The others groaned, and Max said, “Stoke the false hysteria and kill science? Great idea.”
Tia said, “TPC will know it’s no black hole. They’ll investigate it and peg it a wormhole before the NRC can get its pants on. No stopping the genie. We need faster-acting poison.”
“Then I’ve got nothing.”
Tia asked Max, “Any progress on your secret project?”
&nbs
p; He was slow to respond. “I hit a snag, but thanks to Stan, I think I’m back on track.”
“You let Stan in on it, not Ariel and me?” Tia’s skin was extra-thin today.
“Too many chefs.”
“And what do you call Stan?”
“Sous-chef.”
Tia scowled, and Stan said, “We just need more time to iron out some wrinkles. If we tried to explain now, you’d think us crazy.”
Without warning, Tia grabbed Max’s laptop, turning its screen. Ariel was surprised to see a seating chart of Yankee stadium.
Tia cried, “What the hell? Your fix involves going to a ballgame?”
Max shut the lid, and Tia swore and went to help Ariel.
After breakfast, the men dumped their plates in the sink, excused themselves, and retreated to Max’s room again, leaving the women to brood.
Tia glared after them. “What do you make of those two?”
Ariel wagged her head. “I never know what to make of Max. How can you live with someone for so long, and really not know them?”
Tia slammed down her mug, spilled her coffee, and stared at it with tears in her eyes.

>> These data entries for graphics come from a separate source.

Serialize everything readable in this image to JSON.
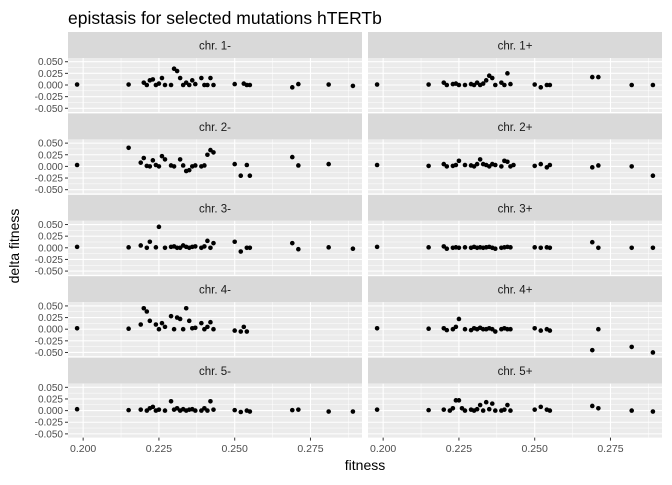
{
  "chart_data": {
    "type": "scatter",
    "title": "epistasis for selected mutations hTERTb",
    "xlabel": "fitness",
    "ylabel": "delta fitness",
    "xlim": [
      0.195,
      0.292
    ],
    "ylim": [
      -0.058,
      0.058
    ],
    "x_ticks": [
      0.2,
      0.225,
      0.25,
      0.275
    ],
    "x_tick_labels": [
      "0.200",
      "0.225",
      "0.250",
      "0.275"
    ],
    "y_ticks": [
      -0.05,
      -0.025,
      0.0,
      0.025,
      0.05
    ],
    "y_tick_labels": [
      "-0.050",
      "-0.025",
      "0.000",
      "0.025",
      "0.050"
    ],
    "grid": true,
    "panel_background": "#ebebeb",
    "strip_background": "#d9d9d9",
    "point_color": "#000000",
    "panels": [
      {
        "label": "chr. 1-",
        "points": [
          [
            0.198,
            0.001
          ],
          [
            0.215,
            0.001
          ],
          [
            0.22,
            0.005
          ],
          [
            0.221,
            0.0
          ],
          [
            0.222,
            0.01
          ],
          [
            0.223,
            0.012
          ],
          [
            0.224,
            0.0
          ],
          [
            0.225,
            0.003
          ],
          [
            0.226,
            0.015
          ],
          [
            0.227,
            0.0
          ],
          [
            0.229,
            0.0
          ],
          [
            0.23,
            0.035
          ],
          [
            0.231,
            0.03
          ],
          [
            0.232,
            0.015
          ],
          [
            0.233,
            0.0
          ],
          [
            0.234,
            0.005
          ],
          [
            0.235,
            0.0
          ],
          [
            0.236,
            0.01
          ],
          [
            0.237,
            0.002
          ],
          [
            0.239,
            0.015
          ],
          [
            0.24,
            0.0
          ],
          [
            0.241,
            0.0
          ],
          [
            0.242,
            0.015
          ],
          [
            0.243,
            0.0
          ],
          [
            0.25,
            0.002
          ],
          [
            0.253,
            0.003
          ],
          [
            0.254,
            0.0
          ],
          [
            0.255,
            0.0
          ],
          [
            0.269,
            -0.005
          ],
          [
            0.271,
            0.002
          ],
          [
            0.281,
            0.001
          ],
          [
            0.289,
            -0.002
          ]
        ]
      },
      {
        "label": "chr. 1+",
        "points": [
          [
            0.198,
            0.001
          ],
          [
            0.215,
            0.001
          ],
          [
            0.22,
            0.005
          ],
          [
            0.221,
            0.0
          ],
          [
            0.223,
            0.002
          ],
          [
            0.224,
            0.003
          ],
          [
            0.225,
            0.0
          ],
          [
            0.227,
            0.0
          ],
          [
            0.229,
            0.002
          ],
          [
            0.23,
            0.0
          ],
          [
            0.231,
            0.005
          ],
          [
            0.232,
            0.0
          ],
          [
            0.233,
            0.003
          ],
          [
            0.234,
            0.01
          ],
          [
            0.235,
            0.02
          ],
          [
            0.236,
            0.015
          ],
          [
            0.237,
            0.0
          ],
          [
            0.239,
            0.005
          ],
          [
            0.24,
            0.0
          ],
          [
            0.241,
            0.025
          ],
          [
            0.242,
            0.002
          ],
          [
            0.25,
            0.001
          ],
          [
            0.252,
            -0.005
          ],
          [
            0.254,
            0.0
          ],
          [
            0.255,
            0.0
          ],
          [
            0.269,
            0.017
          ],
          [
            0.271,
            0.017
          ],
          [
            0.282,
            0.0
          ],
          [
            0.289,
            0.0
          ]
        ]
      },
      {
        "label": "chr. 2-",
        "points": [
          [
            0.198,
            0.003
          ],
          [
            0.215,
            0.04
          ],
          [
            0.219,
            0.008
          ],
          [
            0.22,
            0.018
          ],
          [
            0.221,
            0.001
          ],
          [
            0.222,
            0.0
          ],
          [
            0.223,
            0.013
          ],
          [
            0.224,
            0.003
          ],
          [
            0.225,
            0.0
          ],
          [
            0.226,
            0.022
          ],
          [
            0.227,
            0.015
          ],
          [
            0.229,
            0.002
          ],
          [
            0.23,
            0.0
          ],
          [
            0.232,
            0.015
          ],
          [
            0.233,
            0.002
          ],
          [
            0.234,
            -0.01
          ],
          [
            0.235,
            -0.008
          ],
          [
            0.236,
            0.0
          ],
          [
            0.237,
            0.002
          ],
          [
            0.239,
            0.0
          ],
          [
            0.24,
            0.002
          ],
          [
            0.241,
            0.025
          ],
          [
            0.242,
            0.035
          ],
          [
            0.243,
            0.03
          ],
          [
            0.25,
            0.005
          ],
          [
            0.252,
            -0.02
          ],
          [
            0.254,
            0.003
          ],
          [
            0.255,
            -0.02
          ],
          [
            0.269,
            0.02
          ],
          [
            0.271,
            0.002
          ],
          [
            0.281,
            0.005
          ]
        ]
      },
      {
        "label": "chr. 2+",
        "points": [
          [
            0.198,
            0.003
          ],
          [
            0.215,
            0.001
          ],
          [
            0.22,
            0.005
          ],
          [
            0.221,
            0.0
          ],
          [
            0.223,
            0.001
          ],
          [
            0.224,
            0.003
          ],
          [
            0.225,
            0.012
          ],
          [
            0.227,
            0.003
          ],
          [
            0.229,
            0.002
          ],
          [
            0.23,
            0.0
          ],
          [
            0.231,
            0.005
          ],
          [
            0.232,
            0.015
          ],
          [
            0.233,
            0.005
          ],
          [
            0.234,
            0.003
          ],
          [
            0.235,
            0.0
          ],
          [
            0.236,
            0.005
          ],
          [
            0.237,
            0.003
          ],
          [
            0.239,
            0.0
          ],
          [
            0.24,
            0.012
          ],
          [
            0.241,
            0.01
          ],
          [
            0.242,
            0.0
          ],
          [
            0.243,
            0.003
          ],
          [
            0.25,
            0.001
          ],
          [
            0.252,
            0.005
          ],
          [
            0.254,
            -0.002
          ],
          [
            0.255,
            0.003
          ],
          [
            0.269,
            -0.002
          ],
          [
            0.271,
            0.002
          ],
          [
            0.282,
            0.0
          ],
          [
            0.289,
            -0.02
          ]
        ]
      },
      {
        "label": "chr. 3-",
        "points": [
          [
            0.198,
            0.002
          ],
          [
            0.215,
            0.001
          ],
          [
            0.219,
            0.005
          ],
          [
            0.221,
            0.0
          ],
          [
            0.222,
            0.013
          ],
          [
            0.224,
            0.001
          ],
          [
            0.225,
            0.045
          ],
          [
            0.227,
            0.0
          ],
          [
            0.229,
            0.002
          ],
          [
            0.23,
            0.003
          ],
          [
            0.231,
            0.0
          ],
          [
            0.232,
            0.0
          ],
          [
            0.233,
            0.005
          ],
          [
            0.234,
            0.002
          ],
          [
            0.235,
            0.0
          ],
          [
            0.236,
            0.002
          ],
          [
            0.237,
            0.003
          ],
          [
            0.239,
            0.0
          ],
          [
            0.24,
            0.003
          ],
          [
            0.241,
            0.015
          ],
          [
            0.242,
            0.0
          ],
          [
            0.243,
            0.01
          ],
          [
            0.25,
            0.013
          ],
          [
            0.252,
            -0.008
          ],
          [
            0.254,
            0.0
          ],
          [
            0.255,
            0.0
          ],
          [
            0.269,
            0.01
          ],
          [
            0.271,
            -0.003
          ],
          [
            0.281,
            0.001
          ],
          [
            0.289,
            -0.002
          ]
        ]
      },
      {
        "label": "chr. 3+",
        "points": [
          [
            0.198,
            0.002
          ],
          [
            0.215,
            0.001
          ],
          [
            0.22,
            0.003
          ],
          [
            0.221,
            -0.002
          ],
          [
            0.223,
            0.0
          ],
          [
            0.224,
            0.001
          ],
          [
            0.225,
            0.0
          ],
          [
            0.227,
            0.001
          ],
          [
            0.229,
            0.0
          ],
          [
            0.23,
            0.002
          ],
          [
            0.231,
            0.0
          ],
          [
            0.232,
            0.001
          ],
          [
            0.233,
            0.0
          ],
          [
            0.234,
            0.001
          ],
          [
            0.235,
            0.002
          ],
          [
            0.236,
            0.0
          ],
          [
            0.237,
            -0.002
          ],
          [
            0.239,
            0.0
          ],
          [
            0.24,
            0.001
          ],
          [
            0.241,
            0.002
          ],
          [
            0.242,
            0.001
          ],
          [
            0.25,
            0.001
          ],
          [
            0.252,
            0.0
          ],
          [
            0.254,
            0.001
          ],
          [
            0.255,
            0.0
          ],
          [
            0.269,
            0.012
          ],
          [
            0.271,
            0.0
          ],
          [
            0.282,
            0.0
          ],
          [
            0.289,
            0.0
          ]
        ]
      },
      {
        "label": "chr. 4-",
        "points": [
          [
            0.198,
            0.002
          ],
          [
            0.215,
            0.001
          ],
          [
            0.219,
            0.01
          ],
          [
            0.22,
            0.045
          ],
          [
            0.221,
            0.038
          ],
          [
            0.222,
            0.018
          ],
          [
            0.224,
            0.01
          ],
          [
            0.225,
            0.0
          ],
          [
            0.226,
            0.013
          ],
          [
            0.227,
            0.005
          ],
          [
            0.229,
            0.028
          ],
          [
            0.23,
            0.0
          ],
          [
            0.231,
            0.025
          ],
          [
            0.232,
            0.022
          ],
          [
            0.233,
            0.0
          ],
          [
            0.234,
            0.045
          ],
          [
            0.235,
            0.018
          ],
          [
            0.236,
            0.002
          ],
          [
            0.237,
            0.003
          ],
          [
            0.239,
            0.013
          ],
          [
            0.24,
            0.0
          ],
          [
            0.241,
            0.005
          ],
          [
            0.242,
            0.015
          ],
          [
            0.243,
            0.0
          ],
          [
            0.25,
            -0.003
          ],
          [
            0.252,
            -0.005
          ],
          [
            0.253,
            0.005
          ],
          [
            0.254,
            -0.005
          ]
        ]
      },
      {
        "label": "chr. 4+",
        "points": [
          [
            0.198,
            0.002
          ],
          [
            0.215,
            0.001
          ],
          [
            0.22,
            0.002
          ],
          [
            0.221,
            -0.002
          ],
          [
            0.223,
            0.0
          ],
          [
            0.224,
            0.005
          ],
          [
            0.225,
            0.022
          ],
          [
            0.227,
            0.0
          ],
          [
            0.229,
            -0.002
          ],
          [
            0.23,
            0.002
          ],
          [
            0.231,
            0.0
          ],
          [
            0.232,
            0.003
          ],
          [
            0.233,
            0.0
          ],
          [
            0.234,
            0.0
          ],
          [
            0.235,
            0.002
          ],
          [
            0.236,
            0.0
          ],
          [
            0.237,
            -0.005
          ],
          [
            0.239,
            0.0
          ],
          [
            0.24,
            0.002
          ],
          [
            0.241,
            0.0
          ],
          [
            0.242,
            0.0
          ],
          [
            0.25,
            0.002
          ],
          [
            0.252,
            -0.003
          ],
          [
            0.254,
            0.0
          ],
          [
            0.255,
            -0.003
          ],
          [
            0.269,
            -0.045
          ],
          [
            0.271,
            0.0
          ],
          [
            0.282,
            -0.038
          ],
          [
            0.289,
            -0.05
          ]
        ]
      },
      {
        "label": "chr. 5-",
        "points": [
          [
            0.198,
            0.003
          ],
          [
            0.215,
            0.001
          ],
          [
            0.219,
            0.002
          ],
          [
            0.221,
            0.0
          ],
          [
            0.222,
            0.005
          ],
          [
            0.223,
            0.008
          ],
          [
            0.224,
            0.0
          ],
          [
            0.225,
            0.002
          ],
          [
            0.227,
            0.0
          ],
          [
            0.229,
            0.02
          ],
          [
            0.23,
            0.002
          ],
          [
            0.231,
            0.005
          ],
          [
            0.232,
            0.0
          ],
          [
            0.233,
            0.003
          ],
          [
            0.234,
            0.0
          ],
          [
            0.235,
            0.002
          ],
          [
            0.236,
            0.003
          ],
          [
            0.237,
            0.0
          ],
          [
            0.239,
            0.0
          ],
          [
            0.24,
            0.005
          ],
          [
            0.241,
            0.0
          ],
          [
            0.242,
            0.02
          ],
          [
            0.243,
            0.002
          ],
          [
            0.25,
            0.001
          ],
          [
            0.252,
            -0.003
          ],
          [
            0.254,
            0.0
          ],
          [
            0.255,
            -0.002
          ],
          [
            0.269,
            0.001
          ],
          [
            0.271,
            0.002
          ],
          [
            0.281,
            -0.002
          ],
          [
            0.289,
            -0.002
          ]
        ]
      },
      {
        "label": "chr. 5+",
        "points": [
          [
            0.198,
            0.002
          ],
          [
            0.215,
            0.001
          ],
          [
            0.22,
            0.002
          ],
          [
            0.222,
            0.0
          ],
          [
            0.223,
            0.005
          ],
          [
            0.224,
            0.022
          ],
          [
            0.225,
            0.022
          ],
          [
            0.226,
            0.005
          ],
          [
            0.227,
            0.0
          ],
          [
            0.229,
            0.002
          ],
          [
            0.23,
            0.0
          ],
          [
            0.231,
            0.003
          ],
          [
            0.232,
            0.012
          ],
          [
            0.233,
            0.0
          ],
          [
            0.234,
            0.018
          ],
          [
            0.235,
            0.003
          ],
          [
            0.236,
            0.015
          ],
          [
            0.237,
            0.0
          ],
          [
            0.239,
            0.0
          ],
          [
            0.24,
            0.002
          ],
          [
            0.241,
            0.012
          ],
          [
            0.242,
            0.0
          ],
          [
            0.25,
            0.002
          ],
          [
            0.252,
            0.008
          ],
          [
            0.254,
            0.002
          ],
          [
            0.255,
            0.0
          ],
          [
            0.269,
            0.01
          ],
          [
            0.271,
            0.005
          ],
          [
            0.282,
            0.0
          ],
          [
            0.289,
            -0.002
          ]
        ]
      }
    ]
  }
}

It took a moment before Ariel made the connection. Tia’s mom. Shortly before her death, the poor woman had slipped into a depression no one detected. Not even Tia, who was closest to her. Her mom had called Tia asking her to come home, and Tia had sensed something was wrong. But at the time, she was in the throes of a problem at TPC, her mom insisted she could wait, and Tia made a choice she would always regret.
“Oh, Tia, I didn’t mean…”
Tia stood. “Mind if I leave you the dishes?”
“Of course not.”
And taking the leash, Tia went outside, departing with Newton for the back pastures.
Tia was still out, and Ariel was alone in the living room with her laptop when Stan entered from the hall heading for the front door. She heard the shower running in the men’s bathroom.
“Nearly ten o’clock,” Stan told her.
He and Max had been alternating guard-duty in the tent, watching for passersby. Stan’s turn, apparently. Ariel paid him a smile as he left, and soon Max strolled in, dressed, hair still wet.